To change the instance type for nodes with the CloudPermanent type, follow these steps:
- Make a backup of etcd and the
/etc/kubernetesdirectory. - Transfer the archive to a server outside the cluster (e.g., on a local machine).
- Ensure there are no alerts in the cluster that can prevent the update of the master nodes.
-
Make sure that Deckhouse queue is empty. To view the status of all Deckhouse job queues, run the following command:
d8 s queue listExample output (queues are empty):
Summary: - 'main' queue: empty. - 88 other queues (0 active, 88 empty): 0 tasks. - no tasks to handle. -
Run the appropriate edition and version of the Deckhouse installer container on the local machine (change the container registry address if necessary):
DH_VERSION=$(d8 k -n d8-system get deployment deckhouse -o jsonpath='{.metadata.annotations.core\.deckhouse\.io\/version}') DH_EDITION=$(d8 k -n d8-system get deployment deckhouse -o jsonpath='{.metadata.annotations.core\.deckhouse\.io\/edition}' | tr '[:upper:]' '[:lower:]' ) docker run --pull=always -it -v "$HOME/.ssh/:/tmp/.ssh/" \ registry.deckhouse.ru/deckhouse/${DH_EDITION}/install:${DH_VERSION} bash -
In the installer container, run the following command to check the state before working:
dhctl terraform check --ssh-agent-private-keys=/tmp/.ssh/<SSH_KEY_FILENAME> --ssh-user=<USERNAME> \ --ssh-host <MASTER-NODE-0-HOST> --ssh-host <MASTER-NODE-1-HOST> --ssh-host <MASTER-NODE-2-HOST>The command output should indicate that Terraform found no inconsistencies and no changes are required.
-
In the installer container, run the command to edit the cluster configuration (specify the addresses of all master nodes in the
--ssh-hostparameter):dhctl config edit provider-cluster-configuration --ssh-agent-private-keys=/tmp/.ssh/<SSH_KEY_FILENAME> --ssh-user=<USERNAME> \ --ssh-host <MASTER-NODE-0-HOST> --ssh-host <MASTER-NODE-1-HOST> --ssh-host <MASTER-NODE-2-HOST> -
Edit the
instanceClassparameter of the desired node group by changing the instance type and save the changes.
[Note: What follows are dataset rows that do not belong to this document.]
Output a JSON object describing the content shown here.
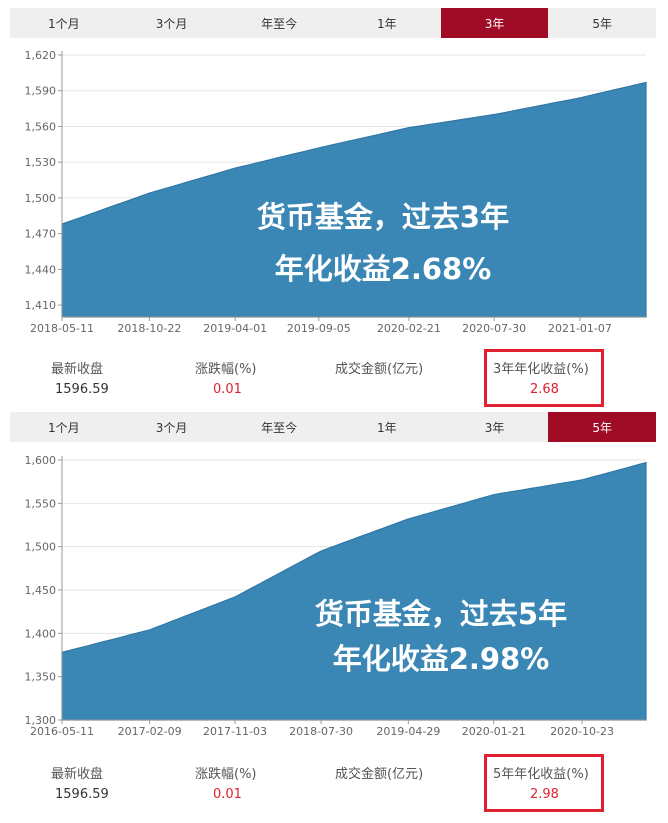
{
  "tabs": [
    "1个月",
    "3个月",
    "年至今",
    "1年",
    "3年",
    "5年"
  ],
  "colors": {
    "accent": "#a00b25",
    "area": "#3a87b5",
    "highlight": "#e0212f",
    "tabbar": "#efefef"
  },
  "panels": [
    {
      "active_tab": "3年",
      "annotation": [
        "货币基金，过去3年",
        "年化收益2.68%"
      ],
      "stats": {
        "labels": [
          "最新收盘",
          "涨跌幅(%)",
          "成交金额(亿元)",
          "3年年化收益(%)"
        ],
        "values": [
          "1596.59",
          "0.01",
          "",
          "2.68"
        ]
      }
    },
    {
      "active_tab": "5年",
      "annotation": [
        "货币基金，过去5年",
        "年化收益2.98%"
      ],
      "stats": {
        "labels": [
          "最新收盘",
          "涨跌幅(%)",
          "成交金额(亿元)",
          "5年年化收益(%)"
        ],
        "values": [
          "1596.59",
          "0.01",
          "",
          "2.98"
        ]
      }
    }
  ],
  "chart_data": [
    {
      "type": "area",
      "ylim": [
        1400,
        1620
      ],
      "yticks": [
        1410,
        1440,
        1470,
        1500,
        1530,
        1560,
        1590,
        1620
      ],
      "ytick_labels": [
        "1,410",
        "1,440",
        "1,470",
        "1,500",
        "1,530",
        "1,560",
        "1,590",
        "1,620"
      ],
      "xtick_labels": [
        "2018-05-11",
        "2018-10-22",
        "2019-04-01",
        "2019-09-05",
        "2020-02-21",
        "2020-07-30",
        "2021-01-07"
      ],
      "x": [
        "2018-05-11",
        "2018-10-22",
        "2019-04-01",
        "2019-09-05",
        "2020-02-21",
        "2020-07-30",
        "2021-01-07",
        "2021-05-11"
      ],
      "y": [
        1478,
        1504,
        1525,
        1542,
        1559,
        1570,
        1584,
        1597
      ],
      "grid": true
    },
    {
      "type": "area",
      "ylim": [
        1300,
        1600
      ],
      "yticks": [
        1300,
        1350,
        1400,
        1450,
        1500,
        1550,
        1600
      ],
      "ytick_labels": [
        "1,300",
        "1,350",
        "1,400",
        "1,450",
        "1,500",
        "1,550",
        "1,600"
      ],
      "xtick_labels": [
        "2016-05-11",
        "2017-02-09",
        "2017-11-03",
        "2018-07-30",
        "2019-04-29",
        "2020-01-21",
        "2020-10-23"
      ],
      "x": [
        "2016-05-11",
        "2017-02-09",
        "2017-11-03",
        "2018-07-30",
        "2019-04-29",
        "2020-01-21",
        "2020-10-23",
        "2021-05-11"
      ],
      "y": [
        1378,
        1404,
        1442,
        1495,
        1532,
        1560,
        1577,
        1597
      ],
      "grid": true
    }
  ]
}
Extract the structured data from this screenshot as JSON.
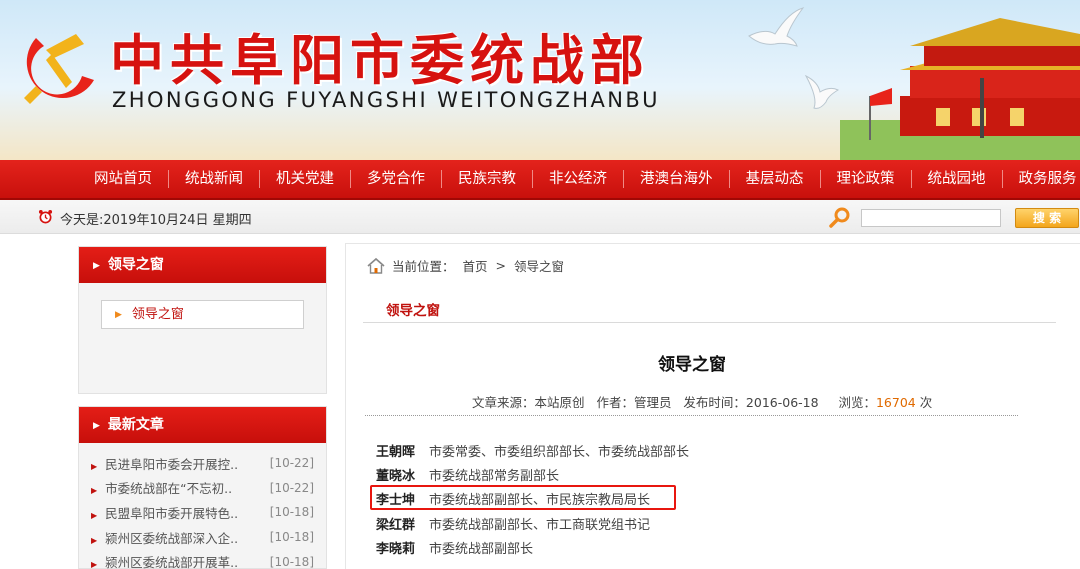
{
  "header": {
    "site_title": "中共阜阳市委统战部",
    "site_pinyin": "ZHONGGONG FUYANGSHI WEITONGZHANBU",
    "accent_color": "#d6120f"
  },
  "nav": {
    "items": [
      "网站首页",
      "统战新闻",
      "机关党建",
      "多党合作",
      "民族宗教",
      "非公经济",
      "港澳台海外",
      "基层动态",
      "理论政策",
      "统战园地",
      "政务服务"
    ]
  },
  "datebar": {
    "date_text": "今天是:2019年10月24日 星期四",
    "search_button": "搜 索"
  },
  "sidebar": {
    "section1": {
      "title": "领导之窗",
      "items": [
        "领导之窗"
      ]
    },
    "section2": {
      "title": "最新文章",
      "items": [
        {
          "title": "民进阜阳市委会开展控..",
          "date": "[10-22]"
        },
        {
          "title": "市委统战部在“不忘初..",
          "date": "[10-22]"
        },
        {
          "title": "民盟阜阳市委开展特色..",
          "date": "[10-18]"
        },
        {
          "title": "颍州区委统战部深入企..",
          "date": "[10-18]"
        },
        {
          "title": "颍州区委统战部开展革..",
          "date": "[10-18]"
        }
      ]
    }
  },
  "main": {
    "breadcrumb": {
      "label": "当前位置：",
      "home": "首页",
      "sep": ">",
      "current": "领导之窗"
    },
    "section_tab": "领导之窗",
    "article": {
      "title": "领导之窗",
      "meta": {
        "source_label": "文章来源：",
        "source": "本站原创",
        "author_label": "作者：",
        "author": "管理员",
        "time_label": "发布时间：",
        "time": "2016-06-18",
        "views_label": "浏览：",
        "views": "16704",
        "views_unit": "次"
      },
      "leaders": [
        {
          "name": "王朝晖",
          "position": "市委常委、市委组织部部长、市委统战部部长"
        },
        {
          "name": "董晓冰",
          "position": "市委统战部常务副部长"
        },
        {
          "name": "李士坤",
          "position": "市委统战部副部长、市民族宗教局局长"
        },
        {
          "name": "梁红群",
          "position": "市委统战部副部长、市工商联党组书记"
        },
        {
          "name": "李晓莉",
          "position": "市委统战部副部长"
        }
      ]
    }
  }
}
Example settings for themasterNodeGroupof the Yandex Cloud provider:masterNodeGroup: replicas: 3 # required number of master nodes instanceClass: cores: 4 # change the number of CPUs memory: 8192 # change the memory size (in MB) # other instance parameters... externalIPAddresses: - "Auto" # for each master node - "Auto" - "Auto" -
In the installer container, run the following command to perform nodes upgrade:
You should read carefully what converge is going to do when it asks for approval.
When the command is executed, the nodes will be replaced by new nodes with confirmation on each node. The replacement will be performed one by one in reverse order (2,1,0).
dhctl converge --ssh-agent-private-keys=/tmp/.ssh/<SSH_KEY_FILENAME> --ssh-user=<USERNAME> \ --ssh-host <MASTER-NODE-0-HOST> --ssh-host <MASTER-NODE-1-HOST> --ssh-host <MASTER-NODE-2-HOST>Repeat the steps below (Sec. 9-12) for each master node one by one, starting with the node with the highest number (suffix 2) and ending with the node with the lowest number (suffix 0).
-
On the newly created node, check the systemd-unit log for the
bashible.service. Wait until the node configuration is complete (you will see a messagenothing to doin the log):journalctl -fu bashible.service -
Make sure the node is listed as an etcd cluster member:
for pod in $(d8 k -n kube-system get pod -l component=etcd,tier=control-plane -o name); do d8 k -n kube-system exec "$pod" -- etcdctl --cacert /etc/kubernetes/pki/etcd/ca.crt \ --cert /etc/kubernetes/pki/etcd/ca.crt --key /etc/kubernetes/pki/etcd/ca.key \ --endpoints https://127.0.0.1:2379/ member list -w table if [ $? -eq 0 ]; then break fi done -
Make sure
control-plane-manageris running on the node:d8 k -n kube-system wait pod --timeout=10m --for=condition=ContainersReady \ -l app=d8-control-plane-manager --field-selector spec.nodeName=<MASTER-NODE-N-NAME> - Proceed to update the next node (repeat the steps above).